Design, synthesis and evaluation of novel 2H-1, 4-benzodiazepine-2-ones as inhibitors of HIV-1 transcription.
- Author:
Yan-Boi TANG
1
;
Chuan-Ming ZHANG
;
Cheng FANG
;
Chun HU
;
Li HUANG
;
Chin-Ho CHEN
;
Zhi-Yan XIAO
Author Information
1. Institute of Materia Medica, Chinese Academy of Medical Sciences and Peking Union Medical College, Beijing 100050, China.

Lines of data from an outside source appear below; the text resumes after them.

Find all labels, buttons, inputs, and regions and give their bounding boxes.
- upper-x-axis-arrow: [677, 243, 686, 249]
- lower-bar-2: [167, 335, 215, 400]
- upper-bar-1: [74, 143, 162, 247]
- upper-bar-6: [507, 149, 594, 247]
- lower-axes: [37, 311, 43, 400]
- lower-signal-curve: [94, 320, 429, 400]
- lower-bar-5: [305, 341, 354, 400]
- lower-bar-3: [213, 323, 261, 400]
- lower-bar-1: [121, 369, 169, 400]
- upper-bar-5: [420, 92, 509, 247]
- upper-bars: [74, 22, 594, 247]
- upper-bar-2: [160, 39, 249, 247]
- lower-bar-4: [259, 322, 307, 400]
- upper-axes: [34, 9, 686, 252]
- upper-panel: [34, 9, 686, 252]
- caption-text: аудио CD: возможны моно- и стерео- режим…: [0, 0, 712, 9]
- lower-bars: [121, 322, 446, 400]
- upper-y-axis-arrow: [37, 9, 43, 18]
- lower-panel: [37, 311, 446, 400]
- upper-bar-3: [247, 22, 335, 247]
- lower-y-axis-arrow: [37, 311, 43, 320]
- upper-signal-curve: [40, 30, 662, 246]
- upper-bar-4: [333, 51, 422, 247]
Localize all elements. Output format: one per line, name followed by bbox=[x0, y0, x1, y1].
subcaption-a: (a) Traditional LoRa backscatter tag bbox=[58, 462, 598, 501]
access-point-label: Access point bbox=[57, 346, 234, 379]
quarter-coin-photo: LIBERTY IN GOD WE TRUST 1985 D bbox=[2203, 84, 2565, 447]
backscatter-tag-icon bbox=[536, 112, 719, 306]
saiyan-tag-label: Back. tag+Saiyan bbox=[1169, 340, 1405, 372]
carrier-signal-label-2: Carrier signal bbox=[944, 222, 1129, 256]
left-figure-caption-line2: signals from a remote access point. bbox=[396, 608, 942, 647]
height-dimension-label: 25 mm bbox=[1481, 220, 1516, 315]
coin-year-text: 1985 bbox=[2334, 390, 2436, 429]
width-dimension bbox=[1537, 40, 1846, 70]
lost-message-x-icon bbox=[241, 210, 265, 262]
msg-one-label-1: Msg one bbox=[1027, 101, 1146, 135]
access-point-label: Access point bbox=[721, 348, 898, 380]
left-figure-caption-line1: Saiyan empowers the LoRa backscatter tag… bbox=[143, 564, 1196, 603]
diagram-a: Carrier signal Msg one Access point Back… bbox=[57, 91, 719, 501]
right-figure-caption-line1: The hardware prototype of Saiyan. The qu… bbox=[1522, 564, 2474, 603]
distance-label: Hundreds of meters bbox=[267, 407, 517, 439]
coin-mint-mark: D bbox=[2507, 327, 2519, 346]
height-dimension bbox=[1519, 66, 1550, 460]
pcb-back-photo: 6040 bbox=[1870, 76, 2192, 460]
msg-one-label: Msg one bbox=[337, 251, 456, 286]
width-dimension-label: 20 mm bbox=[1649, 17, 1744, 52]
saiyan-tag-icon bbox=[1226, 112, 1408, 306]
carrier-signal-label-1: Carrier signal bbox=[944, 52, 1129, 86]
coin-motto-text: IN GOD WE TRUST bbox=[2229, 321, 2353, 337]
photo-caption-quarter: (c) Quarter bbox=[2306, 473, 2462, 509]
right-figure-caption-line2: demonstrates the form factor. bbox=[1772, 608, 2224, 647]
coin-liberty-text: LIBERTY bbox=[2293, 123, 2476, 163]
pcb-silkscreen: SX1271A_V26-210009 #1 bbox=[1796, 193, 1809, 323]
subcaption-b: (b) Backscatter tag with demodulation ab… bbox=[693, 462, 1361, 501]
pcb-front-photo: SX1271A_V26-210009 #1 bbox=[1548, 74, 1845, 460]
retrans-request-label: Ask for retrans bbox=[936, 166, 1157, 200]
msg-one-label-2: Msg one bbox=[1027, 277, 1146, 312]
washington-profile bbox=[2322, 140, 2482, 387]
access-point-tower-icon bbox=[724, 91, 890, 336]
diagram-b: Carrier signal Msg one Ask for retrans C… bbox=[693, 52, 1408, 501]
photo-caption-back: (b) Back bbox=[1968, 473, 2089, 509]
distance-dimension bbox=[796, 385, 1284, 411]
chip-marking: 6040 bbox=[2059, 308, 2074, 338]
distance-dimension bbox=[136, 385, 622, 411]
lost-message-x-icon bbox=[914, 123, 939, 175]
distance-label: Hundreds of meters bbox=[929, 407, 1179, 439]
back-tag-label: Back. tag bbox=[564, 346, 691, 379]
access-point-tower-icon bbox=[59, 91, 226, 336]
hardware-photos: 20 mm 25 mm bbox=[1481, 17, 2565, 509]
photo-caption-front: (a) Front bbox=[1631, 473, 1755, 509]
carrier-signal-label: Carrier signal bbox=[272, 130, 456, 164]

- Publication Type:Journal Article
- MeSH:
Benzodiazepinones;
chemical synthesis;
chemistry;
pharmacology;
Cell Line, Tumor;
HIV Long Terminal Repeat;
genetics;
HIV-1;
genetics;
Humans;
Transcription, Genetic;
drug effects;
tat Gene Products, Human Immunodeficiency Virus;
antagonists & inhibitors
- From:
Acta Pharmaceutica Sinica
2011;46(6):688-694
- CountryChina
- Language:Chinese
-
Abstract:
HIV-1 trans-activator of transcription (Tat) plays a critical role in HIV-1 transcription. Based on the beta-turn motif present in HIV-1 Tat, a series of novel benzodiazepine analogs were designed as beta-turn mimetics and prepared from p-chloro-nitrobenzene/2-phenylacetonitrile, p-toluidine/benzoyl chloride, or (Z)-7-nitro-5-phenyl-1H-benzo[e][1, 4]diazepin-2(3H)-one (nitrazepam) through different synthetic routes. Preliminary biological evaluation indicated that compound 30 exhibited inhibitory activity on HIV-1 tat-mediated LTR transcription with EC50 of 25.0 micromol x L(-1) and showed no obvious cytotoxic effects on TZM-BI cells under the concentration of 100 micromol x L(-1).